Genève - L'Observatoire Euro-Méditerranéen des Droits de l'Homme a adressé une lettre urgente au Groupe de travail des Nations Unies sur les disparitions forcées ou involontaires au sujet des personnes enlevées yéménites soumises à la torture et à des mauvais traitements par le groupe Houthi à Sanaa.

   Depuis le début du conflit au Yémen en 2015, des milliers de Yéménites ont été kidnappés par les différentes parties au conflit, tandis que des centaines ont disparu de force en raison du conflit en cours   


Des dizaines de personnes enlevées, notamment des universitaires, des journalistes et des étudiants, sont actuellement incarcérées à la prison de sécurité politique de Sanaa, contrôlée par le groupe Houthi, où elles sont soumises à des actes de torture physique et psychologique, a déclaré Euro-Med.

Euro-Med a également exprimé sa profonde préoccupation devant les violations persistantes des droits de l'homme au Yémen, en particulier contre les civils dans l'enceinte de la prison à sécurité politique de Sanaa, avec l'augmentation des violations à l'encontre des personnes enlevées victimes de disparition forcée.

L’Observatoire a évoqué des informations selon lesquelles des personnes enlevées qui avaient demandé de l’aide à leurs compagnons de cellule avaient été soumises à la torture et à la privation d’exposition au soleil pendant plusieurs mois, causant des maladies de la peau, en plus d’être soumises à la torture psychologique en insultant leur famille lors de leurs visites.

Les demandes adressées par l’Association des mères des personnes enlevées à Euro-Med ont également été communiquées à la Croix-Rouge, leur demandant de se rendre dans ladite prison pour rencontrer les personnes enlevées et leur permettre de jouir de leurs droits humains fondamentaux.

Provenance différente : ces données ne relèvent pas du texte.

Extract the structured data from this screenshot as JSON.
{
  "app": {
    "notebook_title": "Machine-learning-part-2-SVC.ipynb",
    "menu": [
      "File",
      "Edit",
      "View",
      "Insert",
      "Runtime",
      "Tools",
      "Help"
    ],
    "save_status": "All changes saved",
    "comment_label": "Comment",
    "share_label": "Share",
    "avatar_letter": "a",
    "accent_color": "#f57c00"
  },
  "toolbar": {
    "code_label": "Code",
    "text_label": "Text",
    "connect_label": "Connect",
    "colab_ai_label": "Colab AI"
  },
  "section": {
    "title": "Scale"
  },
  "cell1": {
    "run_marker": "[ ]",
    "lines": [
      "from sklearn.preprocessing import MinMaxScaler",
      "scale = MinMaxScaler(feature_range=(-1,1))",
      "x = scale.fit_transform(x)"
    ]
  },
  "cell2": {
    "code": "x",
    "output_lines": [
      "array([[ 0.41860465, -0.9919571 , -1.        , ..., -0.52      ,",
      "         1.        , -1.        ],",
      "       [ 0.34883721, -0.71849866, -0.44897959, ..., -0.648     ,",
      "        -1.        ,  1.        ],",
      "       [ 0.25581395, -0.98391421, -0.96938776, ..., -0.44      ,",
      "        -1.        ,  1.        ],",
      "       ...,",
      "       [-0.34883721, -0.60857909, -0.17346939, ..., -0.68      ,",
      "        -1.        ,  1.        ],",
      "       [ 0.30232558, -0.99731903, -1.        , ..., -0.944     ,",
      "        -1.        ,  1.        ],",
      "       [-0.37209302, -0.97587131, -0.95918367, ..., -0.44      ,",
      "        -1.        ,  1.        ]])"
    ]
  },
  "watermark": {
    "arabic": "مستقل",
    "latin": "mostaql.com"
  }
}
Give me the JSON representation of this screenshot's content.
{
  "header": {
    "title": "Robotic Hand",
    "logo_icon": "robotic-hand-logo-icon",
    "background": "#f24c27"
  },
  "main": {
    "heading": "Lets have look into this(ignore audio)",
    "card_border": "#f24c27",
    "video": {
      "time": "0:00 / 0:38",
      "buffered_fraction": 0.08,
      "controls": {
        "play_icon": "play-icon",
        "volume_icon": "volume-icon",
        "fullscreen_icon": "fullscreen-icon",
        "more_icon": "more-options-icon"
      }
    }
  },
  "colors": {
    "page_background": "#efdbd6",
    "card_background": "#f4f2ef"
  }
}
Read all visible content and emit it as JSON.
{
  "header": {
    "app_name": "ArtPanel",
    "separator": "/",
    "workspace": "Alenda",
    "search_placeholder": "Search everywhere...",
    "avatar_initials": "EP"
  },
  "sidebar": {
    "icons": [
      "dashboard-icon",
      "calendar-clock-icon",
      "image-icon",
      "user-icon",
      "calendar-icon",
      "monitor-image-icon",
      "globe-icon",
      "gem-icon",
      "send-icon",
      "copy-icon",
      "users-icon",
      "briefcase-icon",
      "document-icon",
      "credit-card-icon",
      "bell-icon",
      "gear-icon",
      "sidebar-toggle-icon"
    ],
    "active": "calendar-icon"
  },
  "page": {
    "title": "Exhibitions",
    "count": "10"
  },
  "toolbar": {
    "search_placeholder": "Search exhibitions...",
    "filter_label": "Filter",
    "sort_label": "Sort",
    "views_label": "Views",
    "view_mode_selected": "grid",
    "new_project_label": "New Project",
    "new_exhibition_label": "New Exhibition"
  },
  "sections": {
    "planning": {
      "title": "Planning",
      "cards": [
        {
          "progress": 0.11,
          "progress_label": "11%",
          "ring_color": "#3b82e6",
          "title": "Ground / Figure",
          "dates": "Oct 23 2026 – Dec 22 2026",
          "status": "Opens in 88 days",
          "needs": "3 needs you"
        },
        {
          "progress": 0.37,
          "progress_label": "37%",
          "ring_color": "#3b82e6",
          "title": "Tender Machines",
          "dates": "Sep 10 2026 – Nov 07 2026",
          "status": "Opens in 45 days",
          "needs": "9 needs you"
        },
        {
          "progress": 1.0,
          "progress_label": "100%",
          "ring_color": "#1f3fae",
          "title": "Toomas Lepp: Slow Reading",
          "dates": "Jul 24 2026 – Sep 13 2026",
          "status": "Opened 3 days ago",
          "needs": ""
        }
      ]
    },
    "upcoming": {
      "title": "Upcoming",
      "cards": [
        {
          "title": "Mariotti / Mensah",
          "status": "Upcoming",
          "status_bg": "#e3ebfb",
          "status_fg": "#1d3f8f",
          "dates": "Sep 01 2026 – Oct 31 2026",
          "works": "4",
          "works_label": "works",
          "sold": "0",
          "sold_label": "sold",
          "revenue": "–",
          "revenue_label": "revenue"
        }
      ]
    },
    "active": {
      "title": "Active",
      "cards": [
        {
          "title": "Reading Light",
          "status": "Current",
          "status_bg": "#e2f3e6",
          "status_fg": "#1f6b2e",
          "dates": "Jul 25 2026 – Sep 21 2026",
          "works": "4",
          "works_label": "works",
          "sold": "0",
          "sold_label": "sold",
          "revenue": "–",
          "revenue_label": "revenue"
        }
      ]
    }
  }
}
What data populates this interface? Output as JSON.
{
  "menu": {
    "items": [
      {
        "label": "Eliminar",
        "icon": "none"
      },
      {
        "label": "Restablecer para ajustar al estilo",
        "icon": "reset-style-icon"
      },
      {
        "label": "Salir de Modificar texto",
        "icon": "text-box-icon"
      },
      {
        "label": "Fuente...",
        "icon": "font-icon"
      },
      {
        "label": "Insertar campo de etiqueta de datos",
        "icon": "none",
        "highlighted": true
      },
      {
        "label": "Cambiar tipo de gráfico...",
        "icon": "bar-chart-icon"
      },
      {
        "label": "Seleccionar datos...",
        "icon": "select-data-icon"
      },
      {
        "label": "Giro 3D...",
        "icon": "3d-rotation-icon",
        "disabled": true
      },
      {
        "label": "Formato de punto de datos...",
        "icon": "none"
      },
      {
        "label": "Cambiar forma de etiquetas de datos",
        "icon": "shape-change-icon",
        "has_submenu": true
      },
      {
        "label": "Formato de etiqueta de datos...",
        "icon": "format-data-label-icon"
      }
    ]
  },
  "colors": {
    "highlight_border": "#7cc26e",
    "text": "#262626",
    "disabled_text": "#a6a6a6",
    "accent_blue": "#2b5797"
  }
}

Les disparitions forcées violent les droits de l'homme les plus fondamentaux, tels que le droit à la vie, le droit à un procès équitable et le droit à la liberté. Ils violent également des conventions internationales telles que le Pacte international relatif aux droits civils et politiques, la Convention contre la torture et d'autres lois et règlements contre la détention arbitraire, entre autres.

Depuis le début du conflit au Yémen en 2015, des milliers de Yéménites, y compris des civils, ont été kidnappés par les différentes parties au conflit, tandis que des centaines ont disparu de force en raison du conflit en cours.

Trois cas de disparitions forcées ont été divulgués dans la lettre adressée aux organes concernés par Euro-Med, qui comprenait des informations détaillées indiquant qu'il avait exhorté le Groupe de travail sur les disparitions forcées ou involontaires à mener une étude approfondie de leurs cas et à travailler avec les parties concernées pour assurer la libération immédiate de ces détenus.

Euro-Med a également appelé le Haut-Commissariat aux droits de l'homme à Sanaa à faire pression sur le groupe Houthi pour qu'il libère les prisonniers sans condition et a appelé les parties au conflit au Yémen à se conformer aux règles internationales relatives aux droits des détenus lors de conflits armés, appelant également le groupe des Houthis à autoriser les visites de la famille à toutes les personnes disparues après avoir révélé où elles se trouvaient.

L'Observatoire Euro-Méditerranéen des Droits de l'Homme appelle la Communauté Internationale à protéger les civils yéménites touchés par le conflit en cours en exhortant toutes les parties au conflit au Yémen à cesser de les prendre pour cibles. Euro-Med appelle en outre les organismes et organisations internationaux à condamner avec la plus grande fermeté l'enlèvement de civils innocents au Yémen et à contribuer aux efforts visant à les libérer.